Но скоро больной старик показался мадам Мициковой лишней обузой, и она, вызвав карету, отправила его в Александро-Невскую лавру, где у Бичурина была своя келья…
Иакинфа все забыли, иногда лишь его навещала Наденька, ставшая к тому времени невестой Моллера. В своих мемуарах она, сама уже старуха, писала, что смотрела на луну и думала о всяком любовном вздоре, “с упоением я вслушивалась в этот вздор, а дедушка был забыт”. После свадьбы она решила навестить его. Ключник с неудовольствием отворил ей двери.
– Напрасно ходите сюда, – сказал монах женщине. – Давно пора отцу Иакинфу предстать перед судом отца небесного…
Монахи старались не допускать родственников до кельи Иакинфа, они придумывали разные причины, чтобы его кончина прошла незаметно для общества. Если святейший синод раньше мстил ему за безбожие и прегрешения в светской жизни, то почему оказались столь жестоки монахи? Кажется, они сами желали ускорить кончину Бичурина, ибо уже началось бессовестное расхищение его пожитков. В один из визитов Моллер застала “дедушку” зябко дрожащим под каким-то нищенским отрепьем. Она знала, что у него никогда не переводились запасы чая, полон сундук мехов, присылаемых друзьями из Кяхты.
Она кинулась к сундуку, чтобы достать шубу, но там было уже пусто, а в шкафу болталась лишь старенькая ряса.

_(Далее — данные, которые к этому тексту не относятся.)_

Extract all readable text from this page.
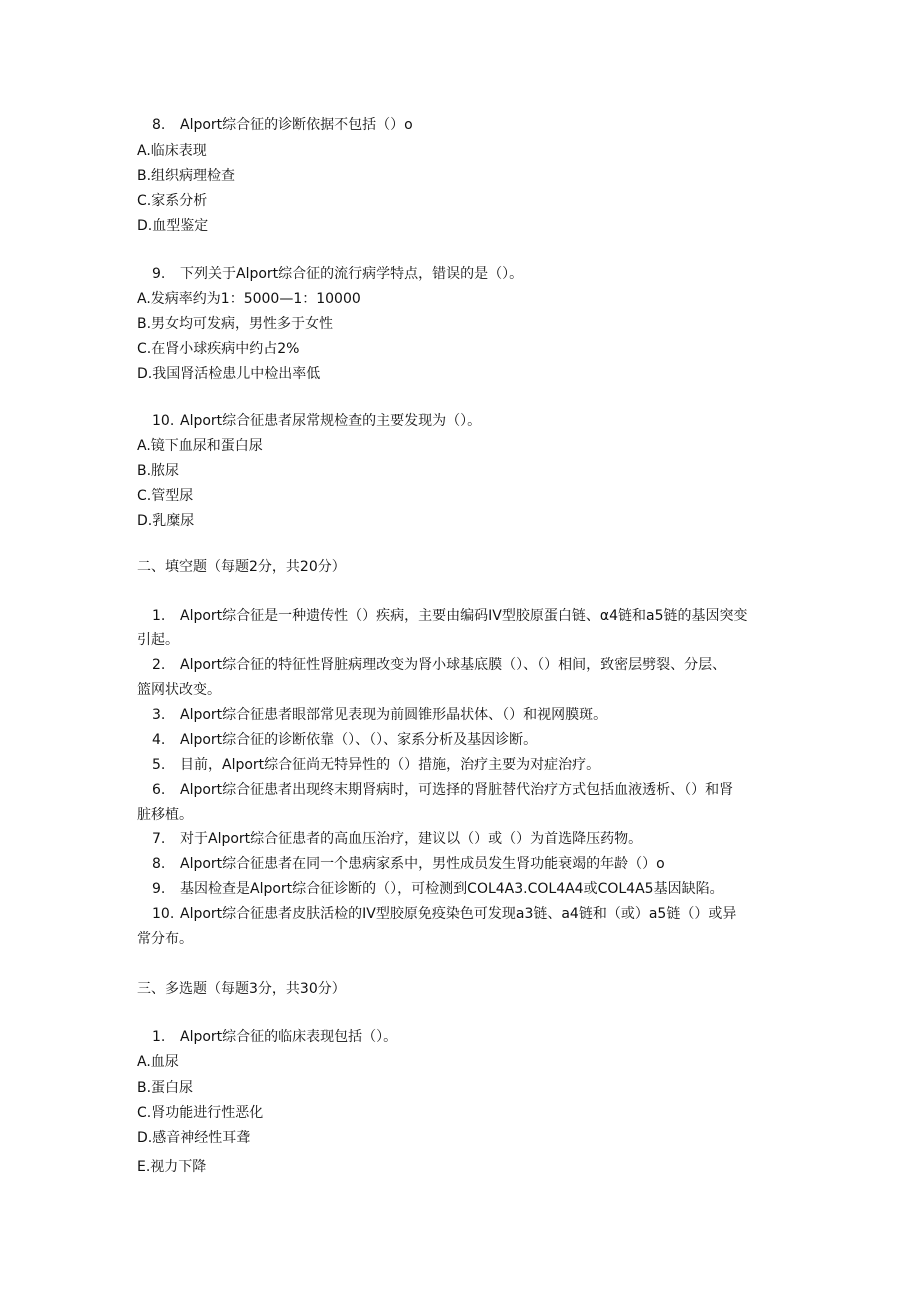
8. Alport综合征的诊断依据不包括（）o
A.临床表现
B.组织病理检查
C.家系分析
D.血型鉴定
9. 下列关于Alport综合征的流行病学特点，错误的是（）。
A.发病率约为1：5000—1：10000
B.男女均可发病，男性多于女性
C.在肾小球疾病中约占2%
D.我国肾活检患儿中检出率低
10. Alport综合征患者尿常规检查的主要发现为（）。
A.镜下血尿和蛋白尿
B.脓尿
C.管型尿
D.乳糜尿
二、填空题（每题2分，共20分）
1. Alport综合征是一种遗传性（）疾病，主要由编码IV型胶原蛋白链、α4链和a5链的基因突变
引起。
2. Alport综合征的特征性肾脏病理改变为肾小球基底膜（）、（）相间，致密层劈裂、分层、
篮网状改变。
3. Alport综合征患者眼部常见表现为前圆锥形晶状体、（）和视网膜斑。
4. Alport综合征的诊断依靠（）、（）、家系分析及基因诊断。
5. 目前，Alport综合征尚无特异性的（）措施，治疗主要为对症治疗。
6. Alport综合征患者出现终末期肾病时，可选择的肾脏替代治疗方式包括血液透析、（）和肾
脏移植。
7. 对于Alport综合征患者的高血压治疗，建议以（）或（）为首选降压药物。
8. Alport综合征患者在同一个患病家系中，男性成员发生肾功能衰竭的年龄（）o
9. 基因检查是Alport综合征诊断的（），可检测到COL4A3.COL4A4或COL4A5基因缺陷。
10. Alport综合征患者皮肤活检的IV型胶原免疫染色可发现a3链、a4链和（或）a5链（）或异
常分布。
三、多选题（每题3分，共30分）
1. Alport综合征的临床表现包括（）。
A.血尿
B.蛋白尿
C.肾功能进行性恶化
D.感音神经性耳聋
E.视力下降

– Холодно… чаю… забыли меня. Все оставили…
Надя велела прислужнику лавры поставить самовар, строго спросила: куда девалась шуба, где все меха?

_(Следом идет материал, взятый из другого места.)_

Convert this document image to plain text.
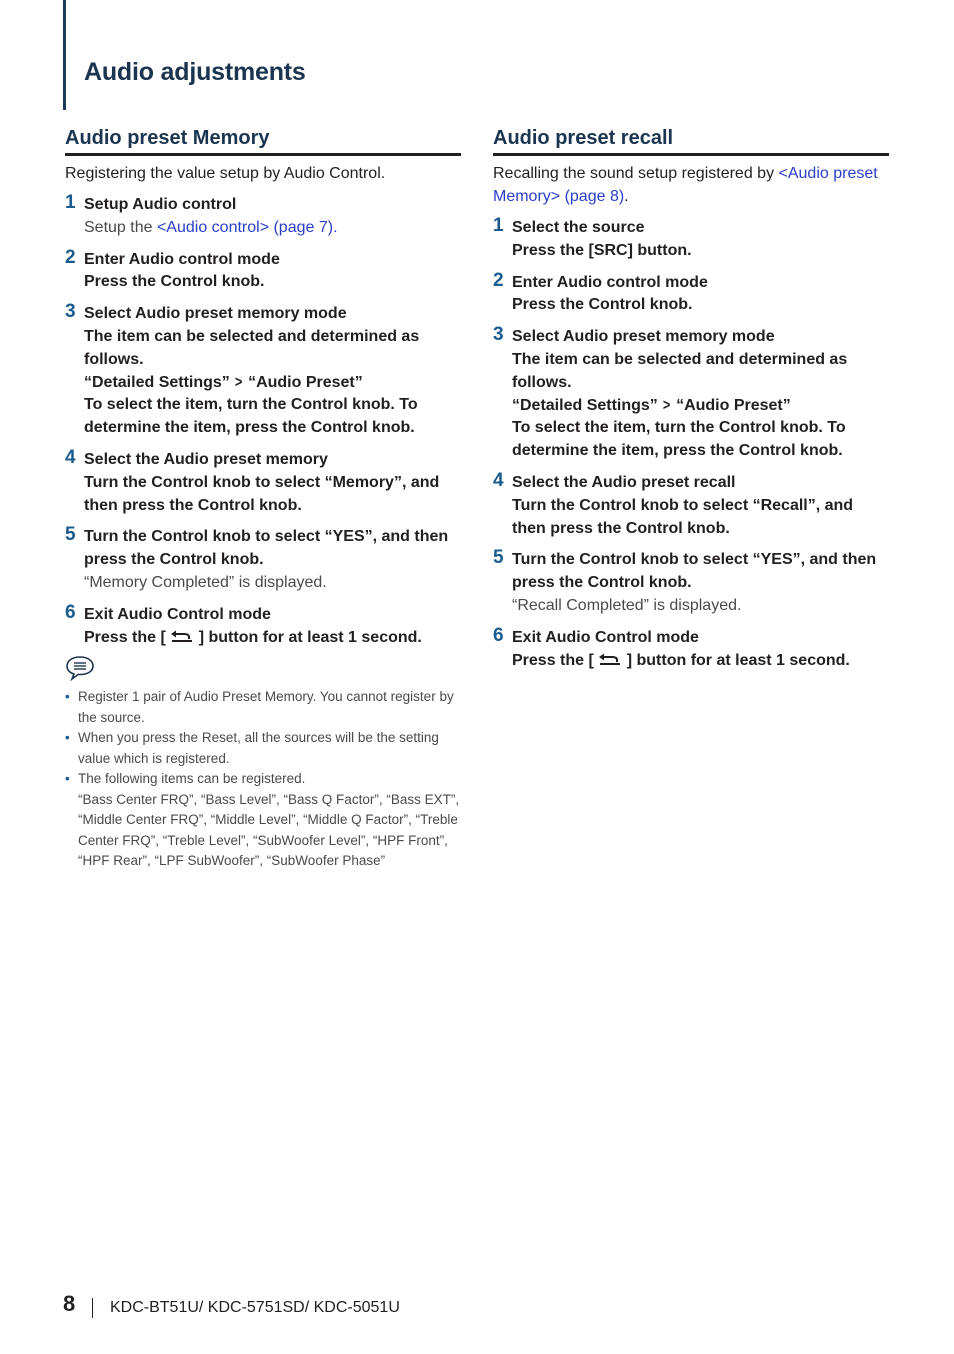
Audio adjustments
Audio preset Memory

Registering the value setup by Audio Control.

1 Setup Audio control
Setup the <Audio control> (page 7).
2 Enter Audio control mode
Press the Control knob.
3 Select Audio preset memory mode
The item can be selected and determined as follows.
“Detailed Settings” > “Audio Preset”
To select the item, turn the Control knob. To determine the item, press the Control knob.
4 Select the Audio preset memory
Turn the Control knob to select “Memory”, and then press the Control knob.
5 Turn the Control knob to select “YES”, and then press the Control knob.
“Memory Completed” is displayed.
6 Exit Audio Control mode
Press the [ ] button for at least 1 second.
• Register 1 pair of Audio Preset Memory. You cannot register by the source.
• When you press the Reset, all the sources will be the setting value which is registered.
• The following items can be registered.
“Bass Center FRQ”, “Bass Level”, “Bass Q Factor”, “Bass EXT”, “Middle Center FRQ”, “Middle Level”, “Middle Q Factor”, “Treble Center FRQ”, “Treble Level”, “SubWoofer Level”, “HPF Front”, “HPF Rear”, “LPF SubWoofer”, “SubWoofer Phase”
Audio preset recall

Recalling the sound setup registered by <Audio preset Memory> (page 8).

1 Select the source
Press the [SRC] button.
2 Enter Audio control mode
Press the Control knob.
3 Select Audio preset memory mode
The item can be selected and determined as follows.
“Detailed Settings” > “Audio Preset”
To select the item, turn the Control knob. To determine the item, press the Control knob.
4 Select the Audio preset recall
Turn the Control knob to select “Recall”, and then press the Control knob.
5 Turn the Control knob to select “YES”, and then press the Control knob.
“Recall Completed” is displayed.
6 Exit Audio Control mode
Press the [ ] button for at least 1 second.
8 KDC-BT51U/ KDC-5751SD/ KDC-5051U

– Отвезли к меховщику… на хранение… – соврал тот.
Своих часов Надя не имела, обещая мужу не опоздать к обеду, и вспомнила о часах “дедушки” с 12 апостолами. Обыскав всю келью, не нашла их и снова обратилась к келейнику:
– Послушайте, а где же часы отца Иакинфа?
– Мы их сдали в починку, – нагло отвечал тот…
С каждым разом монахи становились грубее, не хотели впускать женщину в обитель, Надя подолгу барабанила в колокол у ворот, чтобы их открыли. “При виде дедушки я невольно содрогнулась. Переменился он ужасно… громко стонал…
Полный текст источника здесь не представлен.